Soziale Säugetiere leben länger als Einzelgänger
Warum sind manche Tierarten drastisch langlebiger als andere? Chinesische Zoologen fanden einen Zusammenhang mit der Lebensweise – und Gene, die ihn beeinflussen könnten. Eine Arbeit über besonders langlebige Fische weist in eine ähnliche Richtung.
Die Lebensdauer ist eine Eigenschaft, in der sich Tierarten dramatisch voneinander unterscheiden, wenn auch nicht so dramatisch wie in der Körpergröße. Unter Säugetieren umfasst das Spektrum der Lebenszeit immerhin zwei Größenordnungen: Manche Wühlmäuse werden nur ein Jahr alt, der Grönlandwal kann über 200 Jahre leben.

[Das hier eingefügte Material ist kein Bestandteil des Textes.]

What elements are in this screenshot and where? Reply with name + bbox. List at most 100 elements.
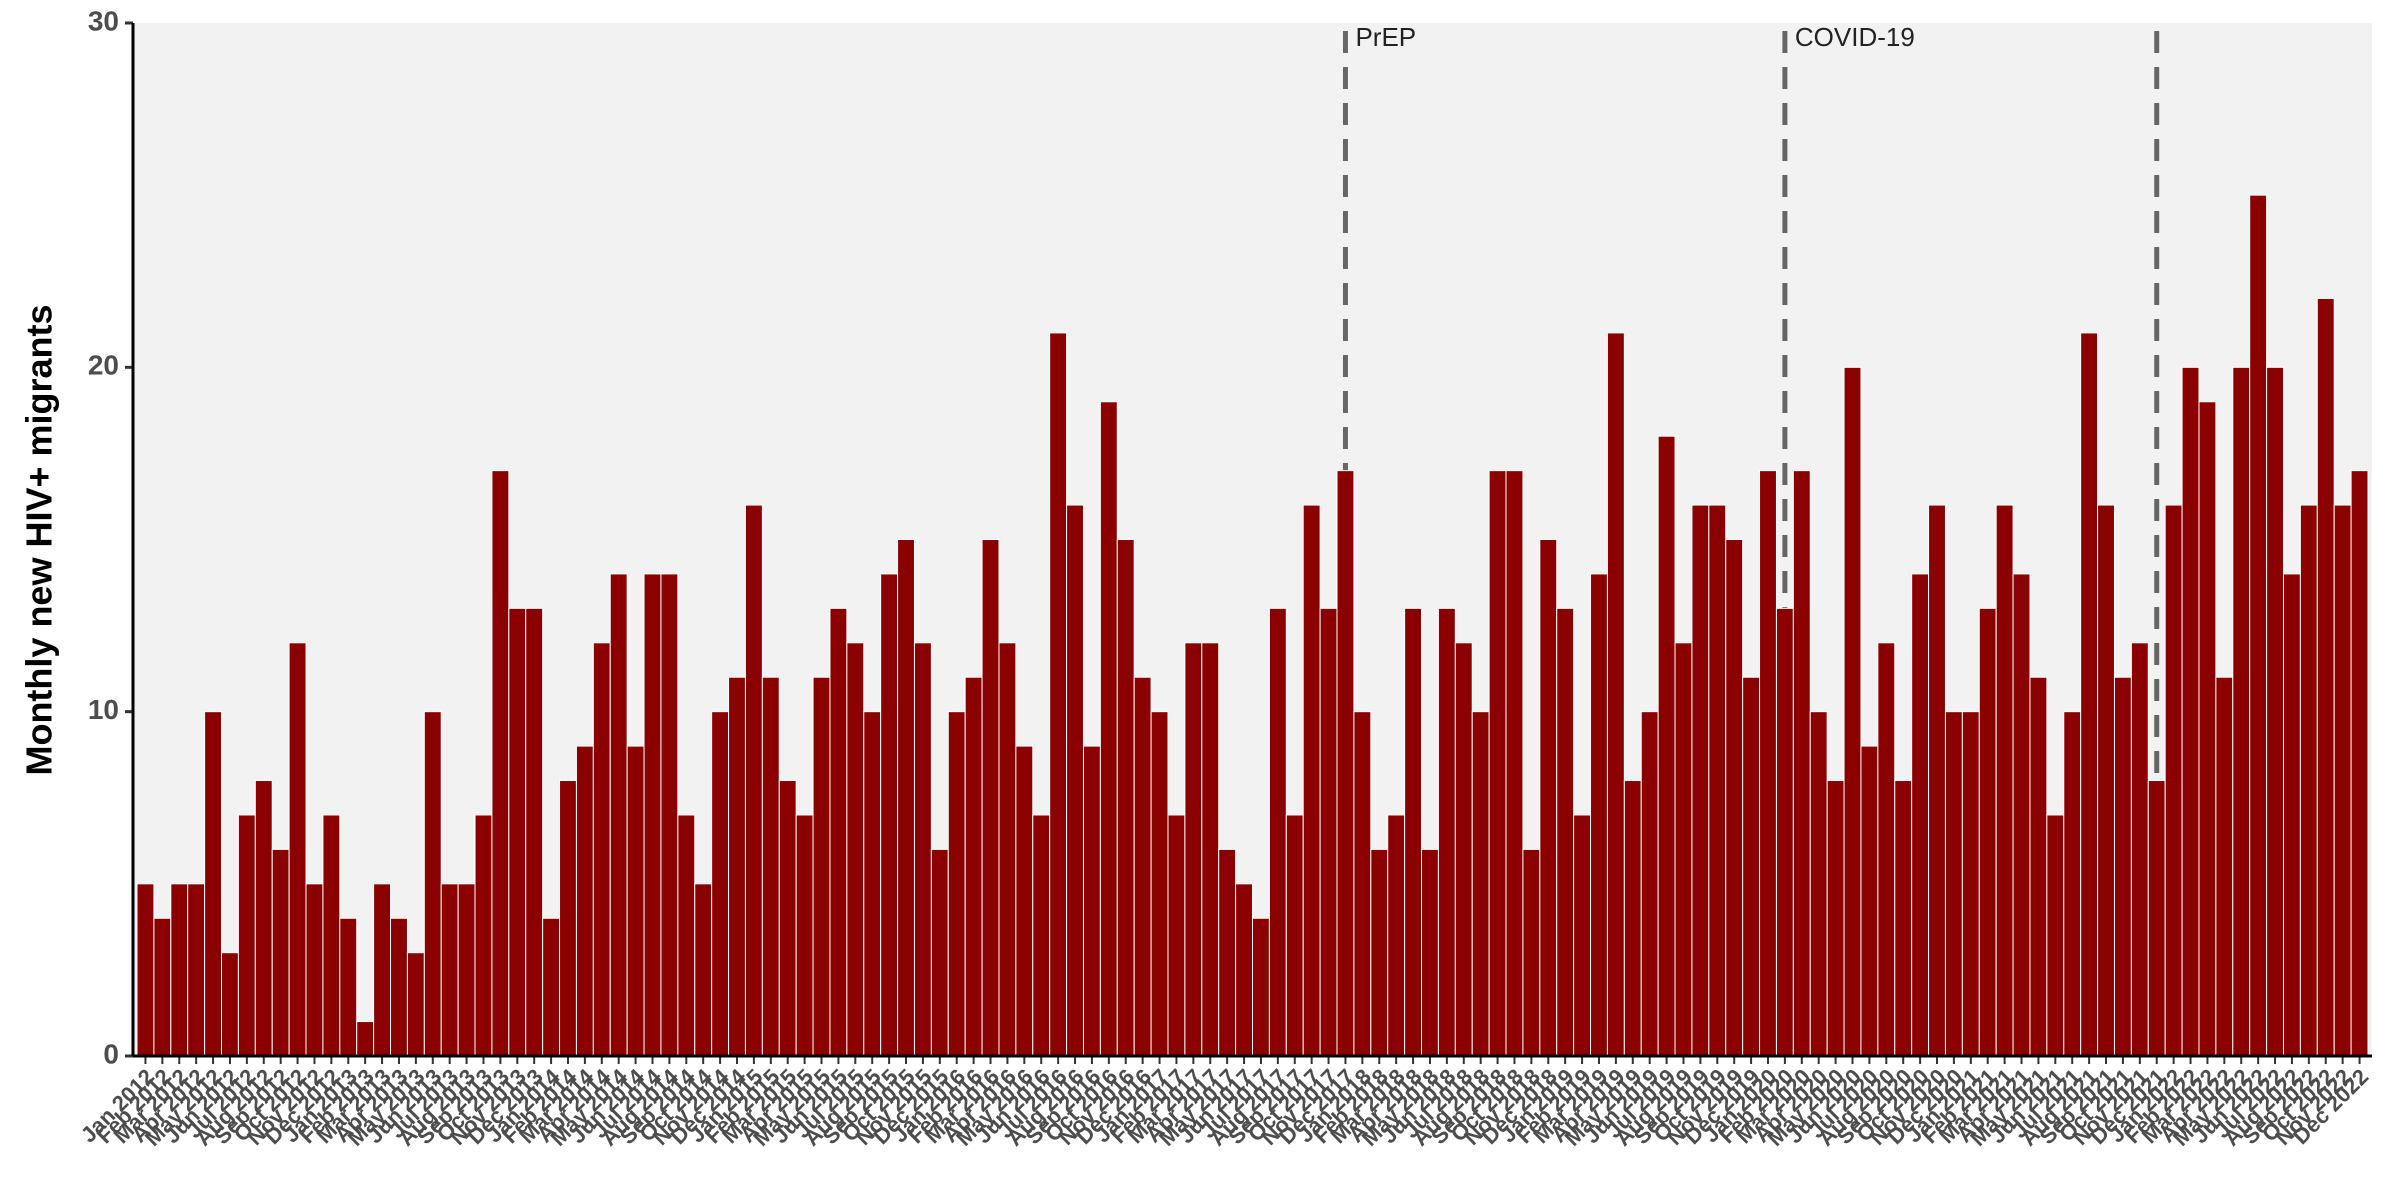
bar — [339, 917, 358, 1057]
bar — [322, 814, 341, 1057]
bar — [440, 883, 459, 1057]
bar — [1725, 539, 1744, 1057]
bar — [2316, 297, 2335, 1057]
bar — [1674, 642, 1693, 1057]
bar — [947, 711, 966, 1057]
bar — [2029, 676, 2048, 1057]
bar — [525, 607, 544, 1057]
bar — [457, 883, 476, 1057]
bar — [913, 642, 932, 1057]
bar — [2063, 711, 2082, 1057]
bar — [2198, 401, 2217, 1057]
bar — [761, 676, 780, 1057]
bar — [2249, 194, 2268, 1057]
bar — [1691, 504, 1710, 1057]
bar — [2266, 366, 2284, 1057]
bar — [1150, 711, 1169, 1057]
bar — [795, 814, 814, 1057]
bar — [930, 848, 949, 1057]
bar — [1319, 607, 1338, 1057]
bar — [1099, 401, 1118, 1057]
bar — [1539, 539, 1558, 1057]
bar — [474, 814, 493, 1057]
bar — [1032, 814, 1051, 1057]
bar — [2181, 366, 2200, 1057]
bar — [288, 642, 307, 1057]
bar — [626, 745, 645, 1057]
y-tick-label: 20 — [88, 350, 119, 381]
y-axis-label: Monthly new HIV+ migrants — [19, 304, 60, 775]
bar — [829, 607, 848, 1057]
bar — [1235, 883, 1254, 1057]
bar — [1640, 711, 1659, 1057]
bar — [1792, 470, 1811, 1057]
bar — [508, 607, 527, 1057]
bar — [677, 814, 696, 1057]
bar — [1590, 573, 1608, 1057]
bar — [2350, 470, 2369, 1057]
event-label: COVID-19 — [1795, 22, 1915, 52]
bar — [542, 917, 561, 1057]
bar — [204, 711, 223, 1057]
bar — [170, 883, 189, 1057]
bar — [1454, 642, 1473, 1057]
bar — [1894, 780, 1913, 1057]
bar — [1488, 470, 1507, 1057]
bar — [1066, 504, 1084, 1057]
bar — [1471, 711, 1490, 1057]
bar — [1387, 814, 1406, 1057]
bar — [998, 642, 1017, 1057]
bar — [153, 917, 172, 1057]
bar — [2299, 504, 2318, 1057]
bar — [1911, 573, 1930, 1057]
bar — [423, 711, 442, 1057]
bar — [136, 883, 155, 1057]
bar — [2215, 676, 2234, 1057]
bar — [744, 504, 763, 1057]
bar — [1742, 676, 1761, 1057]
bar — [1184, 642, 1203, 1057]
bar — [1015, 745, 1034, 1057]
bar — [2012, 573, 2031, 1057]
bar — [1353, 711, 1372, 1057]
bar — [373, 883, 392, 1057]
bar — [187, 883, 206, 1057]
bar — [2333, 504, 2352, 1057]
bar — [1437, 607, 1456, 1057]
bar — [1522, 848, 1541, 1057]
bar — [711, 711, 730, 1057]
bar — [1623, 780, 1642, 1057]
bar — [1606, 332, 1625, 1057]
bar — [2080, 332, 2099, 1057]
bar — [2282, 573, 2301, 1057]
y-tick-label: 0 — [103, 1038, 119, 1069]
bar — [1116, 539, 1135, 1057]
bar — [2046, 814, 2065, 1057]
bar — [609, 573, 628, 1057]
bar — [1809, 711, 1828, 1057]
bar — [728, 676, 746, 1057]
bar — [2113, 676, 2132, 1057]
bar — [575, 745, 594, 1057]
bar — [390, 917, 408, 1057]
bar — [1201, 642, 1220, 1057]
bar — [1370, 848, 1389, 1057]
bar — [1775, 607, 1794, 1057]
bar — [863, 711, 882, 1057]
bar — [1860, 745, 1879, 1057]
bar — [981, 539, 1000, 1057]
bar — [1928, 504, 1946, 1057]
bar — [1252, 917, 1270, 1057]
bar — [1421, 848, 1439, 1057]
bar — [1826, 780, 1845, 1057]
y-tick-label: 30 — [88, 5, 119, 36]
bar — [1133, 676, 1152, 1057]
bar — [356, 1021, 375, 1057]
bar — [1995, 504, 2014, 1057]
bar — [1944, 711, 1963, 1057]
bar — [1049, 332, 1068, 1057]
bar — [1285, 814, 1304, 1057]
bar — [1877, 642, 1896, 1057]
bar — [812, 676, 831, 1057]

Was bewirkt diese Unterschiede? Man weiß, dass innerhalb einer Art sozial gut vernetzte Individuen länger leben, wohl weil sie einander vor Räubern und Hunger schützen. Aber gilt dieser Zusammenhang auch für den Vergleich zwischen Arten? Zoologen um Xuming Zhou (Peking) prüften diese These anhand von Daten über 974 Säugetierarten – und bestätigen: Tiere, die in Gruppen leben, werden älter als solche, die einem Singledasein frönen. Wie die Nördliche Kurzschwanzspitzmaus, die nur zwei Jahre alt wird. Die gruppenbildende Fledermaus Große Hufeisennase hat ein ähnliches Gewicht, erreicht aber im Durchschnitt 30 Jahre. Es muss, merken die Forscher in Nature Communications an, eine richtige Gruppe sein, Zusammenleben in Paaren reicht nicht.
Für einen Zusammenhang zwischen Lebensdauer und Lebensweise sprechen übrigens auch Tiere aus einem ganz anderen Stamm des Tierreichs, nämlich der Weichtiere. Tintenfische leben dafür, dass sie so intelligent sind, erstaunlich kurz: nur zwei bis drei Jahre. Und sie sind eingefleischte Einzelgänger. Die gängige Hypothese, dass soziale Beziehungen die Evolution von Intelligenz begünstigen, passt nicht auf sie.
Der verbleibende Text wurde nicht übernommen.